Sentenza di Cassazione Penale Sez. 6 Num. 6259 Anno 2024
Penale Sent. Sez. 6   Num. 6259  Anno 2024
Presidente: COGNOME
Relatore: COGNOME NOME COGNOME
Data Udienza: 09/01/2024
SENTENZA
sul ricorso proposto da COGNOME NOME, nato a Rosarno il DATA_NASCITA avverso il decreto della Corte di appello di Reggio Calabria del 19 maggio 2023 visti gli atti, il provvedimento impugnato e il ricorso; udita la relazione svolta dal AVV_NOTAIO COGNOME; Letta la requisitoria scritta del Pubblico Ministero, in persona del Sostituto Procuratore generale NOME AVV_NOTAIO, che ha concluso chiedendo dichiararsi inammissibile il ricorso;
RITENUTO IN FATTO
Con il decreto descritto in epigrafe la Corte di appello di Reggio Calabria ha confermato la misura di prevenzione della sorveglianza speciale applicata in primo
grado ai danni di NOME COGNOME, ritenuto socialmente pericoloso ai sensi della lettera b) dell’art. 4 del d.lgs. n. 159 del 2011.

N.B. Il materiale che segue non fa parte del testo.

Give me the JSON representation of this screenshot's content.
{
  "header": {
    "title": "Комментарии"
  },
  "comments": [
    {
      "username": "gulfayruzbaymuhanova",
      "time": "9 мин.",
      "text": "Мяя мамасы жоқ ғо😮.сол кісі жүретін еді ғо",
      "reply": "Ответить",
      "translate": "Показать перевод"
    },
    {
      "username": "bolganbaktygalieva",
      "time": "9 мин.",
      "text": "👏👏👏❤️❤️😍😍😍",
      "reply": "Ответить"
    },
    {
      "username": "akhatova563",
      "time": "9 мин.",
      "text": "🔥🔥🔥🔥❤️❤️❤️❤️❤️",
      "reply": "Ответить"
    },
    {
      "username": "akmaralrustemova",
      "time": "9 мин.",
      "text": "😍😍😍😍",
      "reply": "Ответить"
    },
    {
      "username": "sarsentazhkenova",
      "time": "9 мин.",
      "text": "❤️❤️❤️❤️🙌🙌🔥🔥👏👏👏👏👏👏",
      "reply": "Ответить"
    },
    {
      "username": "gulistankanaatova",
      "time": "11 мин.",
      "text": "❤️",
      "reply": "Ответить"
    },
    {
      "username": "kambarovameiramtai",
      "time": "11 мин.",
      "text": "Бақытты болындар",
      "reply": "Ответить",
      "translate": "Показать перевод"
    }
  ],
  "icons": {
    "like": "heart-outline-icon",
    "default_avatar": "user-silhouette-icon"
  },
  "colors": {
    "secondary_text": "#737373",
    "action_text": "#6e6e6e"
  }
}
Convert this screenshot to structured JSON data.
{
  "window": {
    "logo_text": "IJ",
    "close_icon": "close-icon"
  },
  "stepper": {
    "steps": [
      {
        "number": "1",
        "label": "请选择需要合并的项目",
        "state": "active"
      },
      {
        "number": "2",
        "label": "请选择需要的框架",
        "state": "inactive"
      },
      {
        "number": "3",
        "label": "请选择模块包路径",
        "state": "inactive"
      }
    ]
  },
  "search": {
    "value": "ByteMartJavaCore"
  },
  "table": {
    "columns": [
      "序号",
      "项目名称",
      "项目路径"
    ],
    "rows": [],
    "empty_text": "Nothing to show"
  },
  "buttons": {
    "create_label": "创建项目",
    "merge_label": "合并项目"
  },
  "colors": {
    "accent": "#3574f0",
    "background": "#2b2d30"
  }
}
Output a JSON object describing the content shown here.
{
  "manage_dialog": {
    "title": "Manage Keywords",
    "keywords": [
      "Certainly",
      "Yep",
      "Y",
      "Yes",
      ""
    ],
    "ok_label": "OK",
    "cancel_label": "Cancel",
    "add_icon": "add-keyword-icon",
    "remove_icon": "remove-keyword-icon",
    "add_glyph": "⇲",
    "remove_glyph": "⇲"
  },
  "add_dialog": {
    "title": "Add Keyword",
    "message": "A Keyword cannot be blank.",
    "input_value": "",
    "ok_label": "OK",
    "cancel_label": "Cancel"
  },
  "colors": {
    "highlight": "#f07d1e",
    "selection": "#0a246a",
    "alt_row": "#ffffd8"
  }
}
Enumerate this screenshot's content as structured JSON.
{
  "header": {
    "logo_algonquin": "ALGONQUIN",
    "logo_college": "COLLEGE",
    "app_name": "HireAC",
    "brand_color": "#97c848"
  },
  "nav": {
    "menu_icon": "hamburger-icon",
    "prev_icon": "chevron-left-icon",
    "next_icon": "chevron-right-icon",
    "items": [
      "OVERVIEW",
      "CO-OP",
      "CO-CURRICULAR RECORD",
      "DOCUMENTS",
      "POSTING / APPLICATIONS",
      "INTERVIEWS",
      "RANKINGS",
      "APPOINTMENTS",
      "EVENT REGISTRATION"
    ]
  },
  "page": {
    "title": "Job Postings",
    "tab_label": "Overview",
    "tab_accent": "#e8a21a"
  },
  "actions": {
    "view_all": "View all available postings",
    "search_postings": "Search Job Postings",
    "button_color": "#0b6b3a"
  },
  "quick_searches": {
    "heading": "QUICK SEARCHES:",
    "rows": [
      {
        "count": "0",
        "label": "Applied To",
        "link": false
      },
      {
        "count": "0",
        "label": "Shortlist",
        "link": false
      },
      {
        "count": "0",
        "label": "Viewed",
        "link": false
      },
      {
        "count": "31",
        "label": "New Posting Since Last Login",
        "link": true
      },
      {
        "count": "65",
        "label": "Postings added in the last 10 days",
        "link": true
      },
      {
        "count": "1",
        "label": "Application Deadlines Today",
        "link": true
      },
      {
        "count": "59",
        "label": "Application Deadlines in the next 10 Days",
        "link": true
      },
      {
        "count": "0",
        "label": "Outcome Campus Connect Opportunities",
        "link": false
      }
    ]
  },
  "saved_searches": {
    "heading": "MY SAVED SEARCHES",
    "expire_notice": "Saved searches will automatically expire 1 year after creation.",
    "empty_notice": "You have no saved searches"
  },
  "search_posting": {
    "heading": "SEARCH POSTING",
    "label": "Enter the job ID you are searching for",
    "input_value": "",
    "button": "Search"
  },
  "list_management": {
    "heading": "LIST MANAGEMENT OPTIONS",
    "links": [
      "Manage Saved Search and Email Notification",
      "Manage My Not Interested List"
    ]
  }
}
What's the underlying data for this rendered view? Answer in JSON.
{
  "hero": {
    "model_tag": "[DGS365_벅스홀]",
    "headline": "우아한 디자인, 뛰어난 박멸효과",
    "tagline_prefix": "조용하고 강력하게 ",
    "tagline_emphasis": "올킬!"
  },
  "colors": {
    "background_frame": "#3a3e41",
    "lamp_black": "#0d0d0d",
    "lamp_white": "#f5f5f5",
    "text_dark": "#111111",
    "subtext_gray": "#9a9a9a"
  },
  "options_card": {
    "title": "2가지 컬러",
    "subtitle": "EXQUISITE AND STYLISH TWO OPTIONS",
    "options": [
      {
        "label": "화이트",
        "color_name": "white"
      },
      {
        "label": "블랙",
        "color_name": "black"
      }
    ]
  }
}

Impugna la difesa del proposto e lamenta violazione di legge e vizio di motivazione, integralmente assente o comunque solo apparente, con riguardo alla ritenuta attualità della pericolosità ascritta al ricorrente, considerato che l’unico fatto di reato apprezzato a sostegno del relativo giudizio constatativo – l’estorsione aggravata dal metodo mafioso e dalla agevolazione della RAGIONE_SOCIALE– sarebbe risalente nel tempo (segnatamente al 2017), così che occorreva argomentare con puntualità la conseguente valutazione prognostica, nel caso inadeguatamente fondata, in termini, esclusivi sul portato delle condotte di reato cristallizzate dall’accertamento processuale inerente al detto fatto.
Né a tal fine potevano validamente apprezzarsi le frequentazioni con soggetti pregiudicati messe in evidenza dalla Corte del merito, trattandosi di più segnalazioni tuttavia riferibili ad un’unica data (il 3 ottobre 2019).
CONSIDERATO IN DIRITTO
 Il ricorso è inammissibile per le ragioni precisate di seguito.
 Come puntualmente messo in evidenza dal decreto gravato, il proposto annovera una condanna in primo grado per estorsione aggravata dal metodo e dall’agevolazione mafiosa. E tanto ne ha consentito la collocazione all’interno della tipologia qualificata di pericolosità tracciata dalla lettera b) dell’art. 4 del codice antimafia, in ragione della specifica riconducibilità del fatto ad uno dei reati considerati dall’art. 53, comma 3 bis, cod. proc. pen.
 Ad una siffatta conclusione i giudici del merito sono pervenuti ancorando il giudizio constatativo -inerente alla ritenuta pericolosità del ricorrente- alle puntuali emergenze (segnatamente alcune intercettazioni) tratte dal processo penale sfociato nella detta condanna legate al detto fatto.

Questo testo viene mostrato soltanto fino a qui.